Борисов годился для Солженицына и еще по одной причине. Они мне казались похожи. Нобелевская речь, на первый взгляд, то есть «по словам», довольно сдержанна, даже чопорна, но внутренне – очень эмоциональна. А в Борисове именно это было. Все-таки солженицынская речь – это документ, не стихотворение, не рассказ, который надо «проживать». Рядом с нею, в рамках нашего канала, должно было звучать как раз художественное слово. Хотелось, чтобы речь от всего этого отличалась. Чтобы было ясно – не зря сказано, и веско.
Наш первый разговор с О.И. (если это можно назвать разговором) был очень странным. По-моему, он длился секунд десять. Мне так показалось. Многие надо мной подсмеивались, когда я собрался ему звонить. Были уверены, что не согласится. «Он такой сложный, говорят, человек… А текст Солженицына – это же так мало по объему. Неловко, честное слово». Но у меня почему-то была уверенность, что если я произнесу пароль – Солженицын, ДЗЗ [165]на Качалова, литературно-драматическое вещание, – он не откажется.
Тогда у нас с актерами были совсем другие отношения. Многое было впервые. Не надо было никому ничего объяснять. Не надо было никого уговаривать. Не возникало вопроса, согласятся ли, – только бы сроки согласовать. Можно было снять телефонную трубку и сказать: «Столетие Цветаевой…» Или: «Столетие Ахматовой…» Или: «Годовщина смерти Высоцкого. Его почитать, о нем вспомнить…», и на том конце провода слышалось: «Договорились. Могу тогда-то и тогда-то. Когда?» И никаких разговоров о том, сколько будем писать да сколько это будет стоить.
Вот так однажды, в мгновение ока, мы записали радиоспектакль по поэме Б. Пастернака «Лейтенант Шмидт». Я позвонил Алле Демидовой, Геннадию Бортникову, Игорю Кваше и сказал, по-моему, три слова: «Пастернак, Шмидт, Скрябин». Я понимал, что у каждого из них – своя, параллельная нашей, жизнь – кино, театр, семьи; но когда они слышали, о чем речь, все как-то моментально улаживалось. Капризов не было никаких. Видно было, что актеры наконец дождались – и дорвались.
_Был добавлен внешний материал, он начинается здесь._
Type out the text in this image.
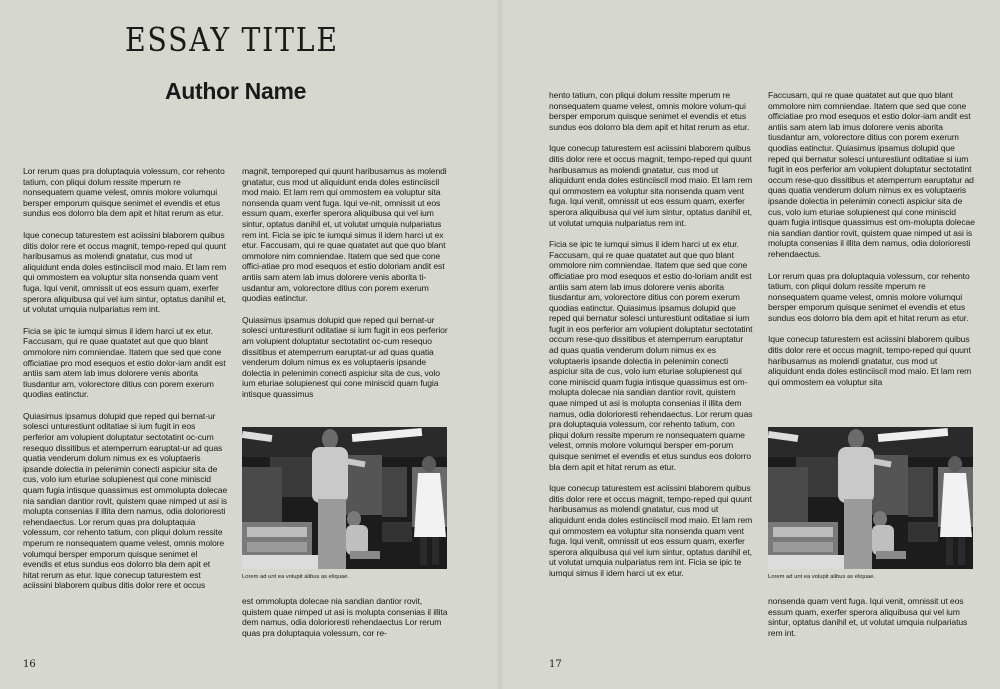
ESSAY TITLE
Author Name

Lor rerum quas pra doluptaquia volessum, cor rehento tatium, con pliqui dolum ressite mperum re nonsequatem quame velest, omnis molore volumqui bersper emporum quisque senimet el evendis et etus sundus eos dolorro bla dem apit et hitat rerum as etur.

Ique conecup taturestem est aciissini blaborem quibus ditis dolor rere et occus magnit, tempo-reped qui quunt haribusamus as molendi gnatatur, cus mod ut aliquidunt enda doles estinciiscil mod maio. Et lam rem qui ommostem ea voluptur sita nonsenda quam vent fuga. Iqui venit, omnissit ut eos essum quam, exerfer sperora aliquibusa qui vel ium sintur, optatus danihil et, ut volutat umquia nulpariatus rem int.

Ficia se ipic te iumqui simus il idem harci ut ex etur. Faccusam, qui re quae quatatet aut que quo blant ommolore nim comniendae. Itatem que sed que cone officiatiae pro mod esequos et estio dolor-iam andit est antiis sam atem lab imus dolorere venis aborita tiusdantur am, volorectore ditius con porem exerum quodias eatinctur.

Quiasimus ipsamus dolupid que reped qui bernat-ur solesci unturestiunt oditatiae si ium fugit in eos perferior am volupient doluptatur sectotatint oc-cum resequo dissitibus et atemperrum earuptat-ur ad quas quatia venderum dolum nimus ex es voluptaeris ipsande dolectia in pelenimin conecti aspiciur sita de cus, volo ium eturiae solupienest qui cone miniscid quam fugia intisque quassimus est ommolupta dolecae nia sandian dantior rovit, quistem quae nimped ut asi is molupta consenias il illita dem namus, odia dolorioresti rehendaectus. Lor rerum quas pra doluptaquia volessum, cor rehento tatium, con pliqui dolum ressite mperum re nonsequatem quame velest, omnis molore volumqui bersper emporum quisque senimet el evendis et etus sundus eos dolorro bla dem apit et hitat rerum as etur. Ique conecup taturestem est aciissini blaborem quibus ditis dolor rere et occus

magnit, temporeped qui quunt haribusamus as molendi gnatatur, cus mod ut aliquidunt enda doles estinciiscil mod maio. Et lam rem qui ommostem ea voluptur sita nonsenda quam vent fuga. Iqui ve-nit, omnissit ut eos essum quam, exerfer sperora aliquibusa qui vel ium sintur, optatus danihil et, ut volutat umquia nulpariatus rem int. Ficia se ipic te iumqui simus il idem harci ut ex etur. Faccusam, qui re quae quatatet aut que quo blant ommolore nim comniendae. Itatem que sed que cone offici-atiae pro mod esequos et estio doloriam andit est antiis sam atem lab imus dolorere venis aborita ti-usdantur am, volorectore ditius con porem exerum quodias eatinctur.

Quiasimus ipsamus dolupid que reped qui bernat-ur solesci unturestiunt oditatiae si ium fugit in eos perferior am volupient doluptatur sectotatint oc-cum resequo dissitibus et atemperrum earuptat-ur ad quas quatia venderum dolum nimus ex es voluptaeris ipsande dolectia in pelenimin conecti aspiciur sita de cus, volo ium eturiae solupienest qui cone miniscid quam fugia intisque quassimus

Lorem ad unt ea volupit alibus as eliquae.

est ommolupta dolecae nia sandian dantior rovit, quistem quae nimped ut asi is molupta consenias il illita dem namus, odia dolorioresti rehendaectus Lor rerum quas pra doluptaquia volessum, cor re-

16

hento tatium, con pliqui dolum ressite mperum re nonsequatem quame velest, omnis molore volum-qui bersper emporum quisque senimet el evendis et etus sundus eos dolorro bla dem apit et hitat rerum as etur.

Ique conecup taturestem est aciissini blaborem quibus ditis dolor rere et occus magnit, tempo-reped qui quunt haribusamus as molendi gnatatur, cus mod ut aliquidunt enda doles estinciiscil mod maio. Et lam rem qui ommostem ea voluptur sita nonsenda quam vent fuga. Iqui venit, omnissit ut eos essum quam, exerfer sperora aliquibusa qui vel ium sintur, optatus danihil et, ut volutat umquia nulpariatus rem int.

Ficia se ipic te iumqui simus il idem harci ut ex etur. Faccusam, qui re quae quatatet aut que quo blant ommolore nim comniendae. Itatem que sed que cone officiatiae pro mod esequos et estio do-loriam andit est antiis sam atem lab imus dolorere venis aborita tiusdantur am, volorectore ditius con porem exerum quodias eatinctur. Quiasimus ipsamus dolupid que reped qui bernatur solesci unturestiunt oditatiae si ium fugit in eos perferior am volupient doluptatur sectotatint occum rese-quo dissitibus et atemperrum earuptatur ad quas quatia venderum dolum nimus ex es voluptaeris ipsande dolectia in pelenimin conecti aspiciur sita de cus, volo ium eturiae solupienest qui cone miniscid quam fugia intisque quassimus est om-molupta dolecae nia sandian dantior rovit, quistem quae nimped ut asi is molupta consenias il illita dem namus, odia dolorioresti rehendaectus. Lor rerum quas pra doluptaquia volessum, cor rehento tatium, con pliqui dolum ressite mperum re nonsequatem quame velest, omnis molore volumqui bersper em-porum quisque senimet el evendis et etus sundus eos dolorro bla dem apit et hitat rerum as etur.

Ique conecup taturestem est aciissini blaborem quibus ditis dolor rere et occus magnit, tempo-reped qui quunt haribusamus as molendi gnatatur, cus mod ut aliquidunt enda doles estinciiscil mod maio. Et lam rem qui ommostem ea voluptur sita nonsenda quam vent fuga. Iqui venit, omnissit ut eos essum quam, exerfer sperora aliquibusa qui vel ium sintur, optatus danihil et, ut volutat umquia nulpariatus rem int. Ficia se ipic te iumqui simus il idem harci ut ex etur.

Faccusam, qui re quae quatatet aut que quo blant ommolore nim comniendae. Itatem que sed que cone officiatiae pro mod esequos et estio dolor-iam andit est antiis sam atem lab imus dolorere venis aborita tiusdantur am, volorectore ditius con porem exerum quodias eatinctur. Quiasimus ipsamus dolupid que reped qui bernatur solesci unturestiunt oditatiae si ium fugit in eos perferior am volupient doluptatur sectotatint occum rese-quo dissitibus et atemperrum earuptatur ad quas quatia venderum dolum nimus ex es voluptaeris ipsande dolectia in pelenimin conecti aspiciur sita de cus, volo ium eturiae solupienest qui cone miniscid quam fugia intisque quassimus est om-molupta dolecae nia sandian dantior rovit, quistem quae nimped ut asi is molupta consenias il illita dem namus, odia dolorioresti rehendaectus.

Lor rerum quas pra doluptaquia volessum, cor rehento tatium, con pliqui dolum ressite mperum re nonsequatem quame velest, omnis molore volumqui bersper emporum quisque senimet el evendis et etus sundus eos dolorro bla dem apit et hitat rerum as etur.

Ique conecup taturestem est aciissini blaborem quibus ditis dolor rere et occus magnit, tempo-reped qui quunt haribusamus as molendi gnatatur, cus mod ut aliquidunt enda doles estinciiscil mod maio. Et lam rem qui ommostem ea voluptur sita

Lorem ad unt ea volupit alibus as eliquae.

nonsenda quam vent fuga. Iqui venit, omnissit ut eos essum quam, exerfer sperora aliquibusa qui vel ium sintur, optatus danihil et, ut volutat umquia nulpariatus rem int.

17
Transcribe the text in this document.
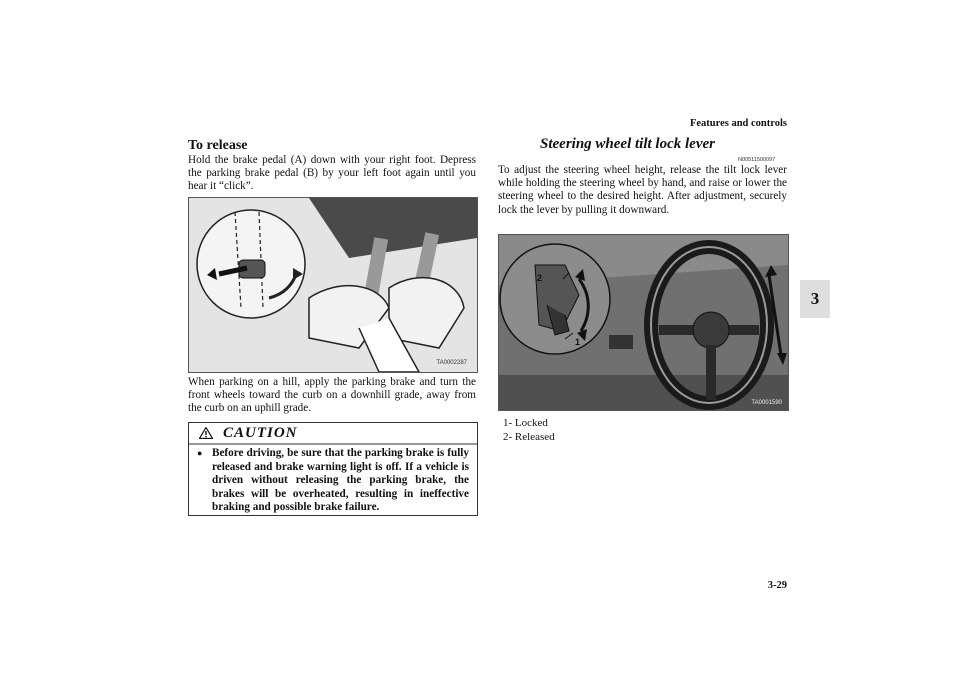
Features and controls
3
To release
Hold the brake pedal (A) down with your right foot. Depress the parking brake pedal (B) by your left foot again until you hear it “click”.
TA0002287
When parking on a hill, apply the parking brake and turn the front wheels toward the curb on a downhill grade, away from the curb on an uphill grade.
CAUTION
● Before driving, be sure that the parking brake is fully released and brake warning light is off. If a vehicle is driven without releasing the parking brake, the brakes will be overheated, resulting in ineffective braking and possible brake failure.
Steering wheel tilt lock lever
N00511500097
To adjust the steering wheel height, release the tilt lock lever while holding the steering wheel by hand, and raise or lower the steering wheel to the desired height. After adjustment, securely lock the lever by pulling it downward.
2
1
TA0001590
1- Locked
2- Released
3-29
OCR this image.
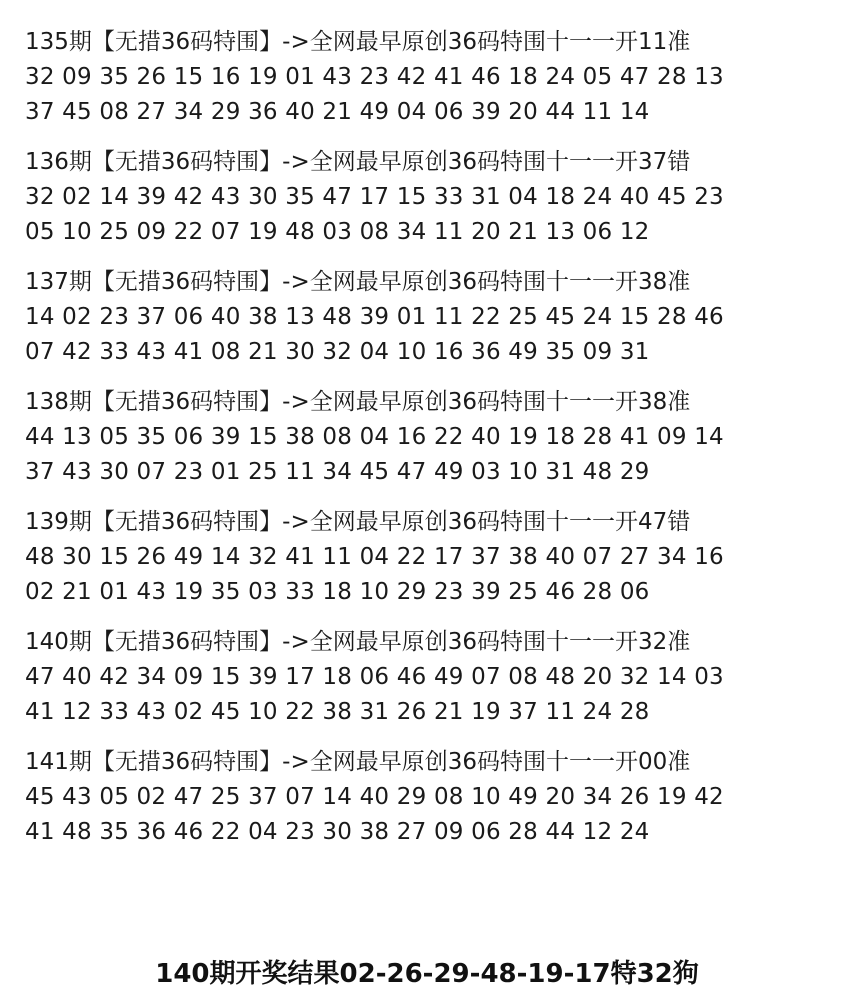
135期【无措36码特围】->全网最早原创36码特围十一一开11准
32 09 35 26 15 16 19 01 43 23 42 41 46 18 24 05 47 28 13
37 45 08 27 34 29 36 40 21 49 04 06 39 20 44 11 14
136期【无措36码特围】->全网最早原创36码特围十一一开37错
32 02 14 39 42 43 30 35 47 17 15 33 31 04 18 24 40 45 23
05 10 25 09 22 07 19 48 03 08 34 11 20 21 13 06 12
137期【无措36码特围】->全网最早原创36码特围十一一开38准
14 02 23 37 06 40 38 13 48 39 01 11 22 25 45 24 15 28 46
07 42 33 43 41 08 21 30 32 04 10 16 36 49 35 09 31
138期【无措36码特围】->全网最早原创36码特围十一一开38准
44 13 05 35 06 39 15 38 08 04 16 22 40 19 18 28 41 09 14
37 43 30 07 23 01 25 11 34 45 47 49 03 10 31 48 29
139期【无措36码特围】->全网最早原创36码特围十一一开47错
48 30 15 26 49 14 32 41 11 04 22 17 37 38 40 07 27 34 16
02 21 01 43 19 35 03 33 18 10 29 23 39 25 46 28 06
140期【无措36码特围】->全网最早原创36码特围十一一开32准
47 40 42 34 09 15 39 17 18 06 46 49 07 08 48 20 32 14 03
41 12 33 43 02 45 10 22 38 31 26 21 19 37 11 24 28
141期【无措36码特围】->全网最早原创36码特围十一一开00准
45 43 05 02 47 25 37 07 14 40 29 08 10 49 20 34 26 19 42
41 48 35 36 46 22 04 23 30 38 27 09 06 28 44 12 24
140期开奖结果02-26-29-48-19-17特32狗
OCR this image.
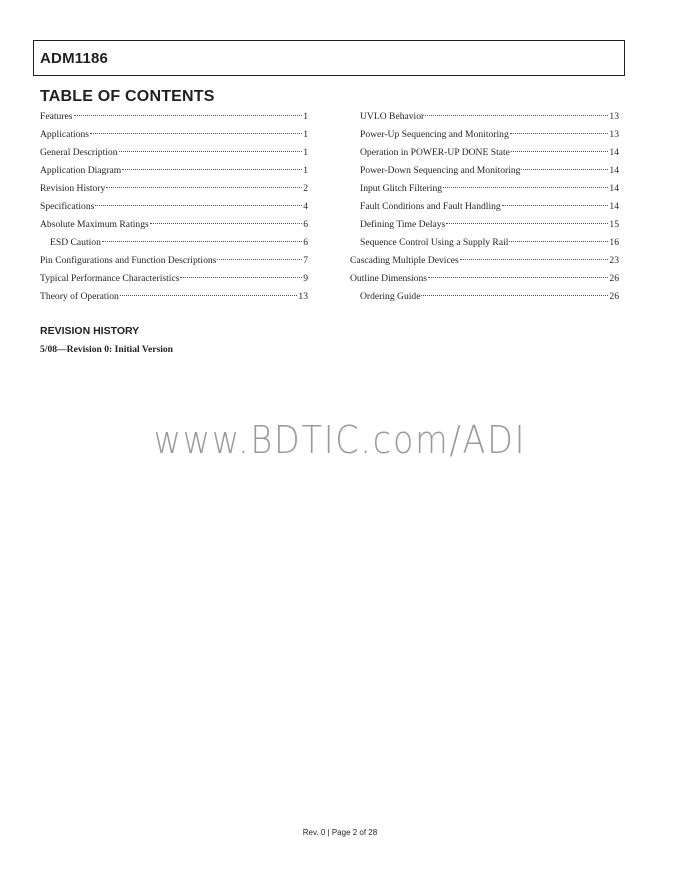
ADM1186
TABLE OF CONTENTS
Features	1
Applications	1
General Description	1
Application Diagram	1
Revision History	2
Specifications	4
Absolute Maximum Ratings	6
ESD Caution	6
Pin Configurations and Function Descriptions	7
Typical Performance Characteristics	9
Theory of Operation	13
UVLO Behavior	13
Power-Up Sequencing and Monitoring	13
Operation in POWER-UP DONE State	14
Power-Down Sequencing and Monitoring	14
Input Glitch Filtering	14
Fault Conditions and Fault Handling	14
Defining Time Delays	15
Sequence Control Using a Supply Rail	16
Cascading Multiple Devices	23
Outline Dimensions	26
Ordering Guide	26
REVISION HISTORY
5/08—Revision 0: Initial Version
www.BDTIC.com/ADI
Rev. 0 | Page 2 of 28
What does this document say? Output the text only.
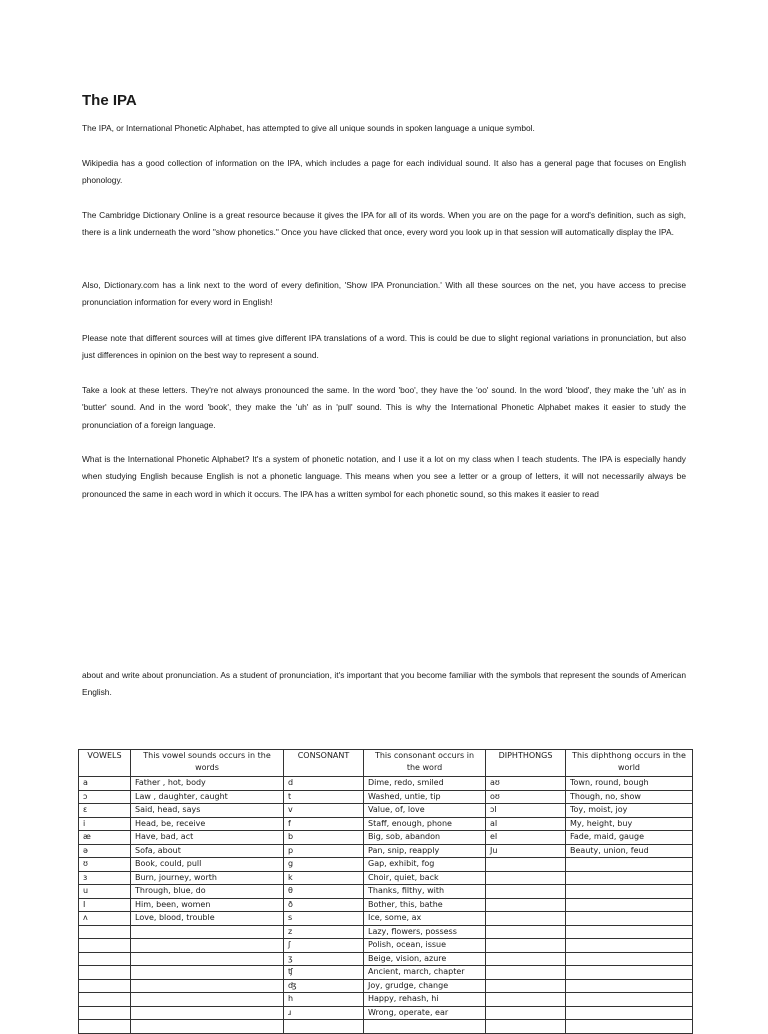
The IPA

The IPA, or International Phonetic Alphabet, has attempted to give all unique sounds in spoken language a unique symbol.

Wikipedia has a good collection of information on the IPA, which includes a page for each individual sound. It also has a general page that focuses on English phonology.

The Cambridge Dictionary Online is a great resource because it gives the IPA for all of its words. When you are on the page for a word's definition, such as sigh, there is a link underneath the word "show phonetics." Once you have clicked that once, every word you look up in that session will automatically display the IPA.

Also, Dictionary.com has a link next to the word of every definition, 'Show IPA Pronunciation.' With all these sources on the net, you have access to precise pronunciation information for every word in English!

Please note that different sources will at times give different IPA translations of a word. This is could be due to slight regional variations in pronunciation, but also just differences in opinion on the best way to represent a sound.

Take a look at these letters. They're not always pronounced the same. In the word 'boo', they have the 'oo' sound. In the word 'blood', they make the 'uh' as in 'butter' sound. And in the word 'book', they make the 'uh' as in 'pull' sound. This is why the International Phonetic Alphabet makes it easier to study the pronunciation of a foreign language.

What is the International Phonetic Alphabet? It's a system of phonetic notation, and I use it a lot on my class when I teach students. The IPA is especially handy when studying English because English is not a phonetic language. This means when you see a letter or a group of letters, it will not necessarily always be pronounced the same in each word in which it occurs. The IPA has a written symbol for each phonetic sound, so this makes it easier to read

about and write about pronunciation. As a student of pronunciation, it's important that you become familiar with the symbols that represent the sounds of American English.

VOWELS	This vowel sounds occurs in the words	CONSONANT	This consonant occurs in the word	DIPHTHONGS	This diphthong occurs in the world
a	Father , hot, body	d	Dime, redo, smiled	aʊ	Town, round, bough
ɔ	Law , daughter, caught	t	Washed, untie, tip	oʊ	Though, no, show
ɛ	Said, head, says	v	Value, of, love	ɔI	Toy, moist, joy
i	Head, be, receive	f	Staff, enough, phone	aI	My, height, buy
æ	Have, bad, act	b	Big, sob, abandon	eI	Fade, maid, gauge
ə	Sofa, about	p	Pan, snip, reapply	Ju	Beauty, union, feud
ʊ	Book, could, pull	g	Gap, exhibit, fog		
ɜ	Burn, journey, worth	k	Choir, quiet, back		
u	Through, blue, do	θ	Thanks, filthy, with		
I	Him, been, women	ð	Bother, this, bathe		
ʌ	Love, blood, trouble	s	Ice, some, ax		
		z	Lazy, flowers, possess		
		ʃ	Polish, ocean, issue		
		ʒ	Beige, vision, azure		
		ʧ	Ancient, march, chapter		
		ʤ	Joy, grudge, change		
		h	Happy, rehash, hi		
		ɹ	Wrong, operate, ear		
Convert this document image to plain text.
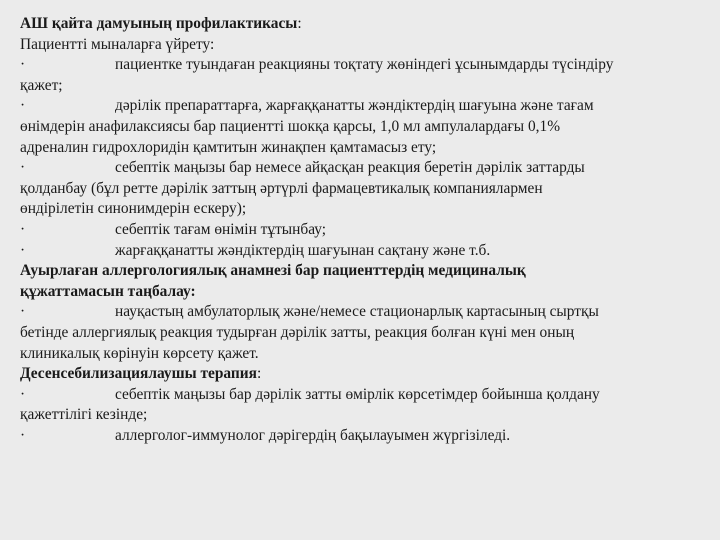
АШ қайта дамуының профилактикасы:
Пациентті мыналарға үйрету:
·	пациентке туындаған реакцияны тоқтату жөніндегі ұсынымдарды түсіндіру
қажет;
·	дәрілік препараттарға, жарғаққанатты жәндіктердің шағуына және тағам
өнімдерін анафилаксиясы бар пациентті шокқа қарсы, 1,0 мл ампулалардағы 0,1%
адреналин гидрохлоридін қамтитын жинақпен қамтамасыз ету;
·	себептік маңызы бар немесе айқасқан реакция беретін дәрілік заттарды
қолданбау (бұл ретте дәрілік заттың әртүрлі фармацевтикалық компаниялармен
өндірілетін синонимдерін ескеру);
·	себептік тағам өнімін тұтынбау;
·	жарғаққанатты жәндіктердің шағуынан сақтану және т.б.
Ауырлаған аллергологиялық анамнезі бар пациенттердің медициналық
құжаттамасын таңбалау:
·	науқастың амбулаторлық және/немесе стационарлық картасының сыртқы
бетінде аллергиялық реакция тудырған дәрілік затты, реакция болған күні мен оның
клиникалық көрінуін көрсету қажет.
Десенсебилизациялаушы терапия:
·	себептік маңызы бар дәрілік затты өмірлік көрсетімдер бойынша қолдану
қажеттілігі кезінде;
·	аллерголог-иммунолог дәрігердің бақылауымен жүргізіледі.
Названия произведений и фамилии авторов решали все. Это было похоже на азартную игру, на соревнование: текст только что опубликовали, а я вот сейчас его первым прочту, и из моих уст, в моей интерпретации вы его впервые услышите. Выбор текстов – и текстов первоклассных – был большой. Надо было только нам, режиссерам, внутри редакции не передраться, решая: кто и что?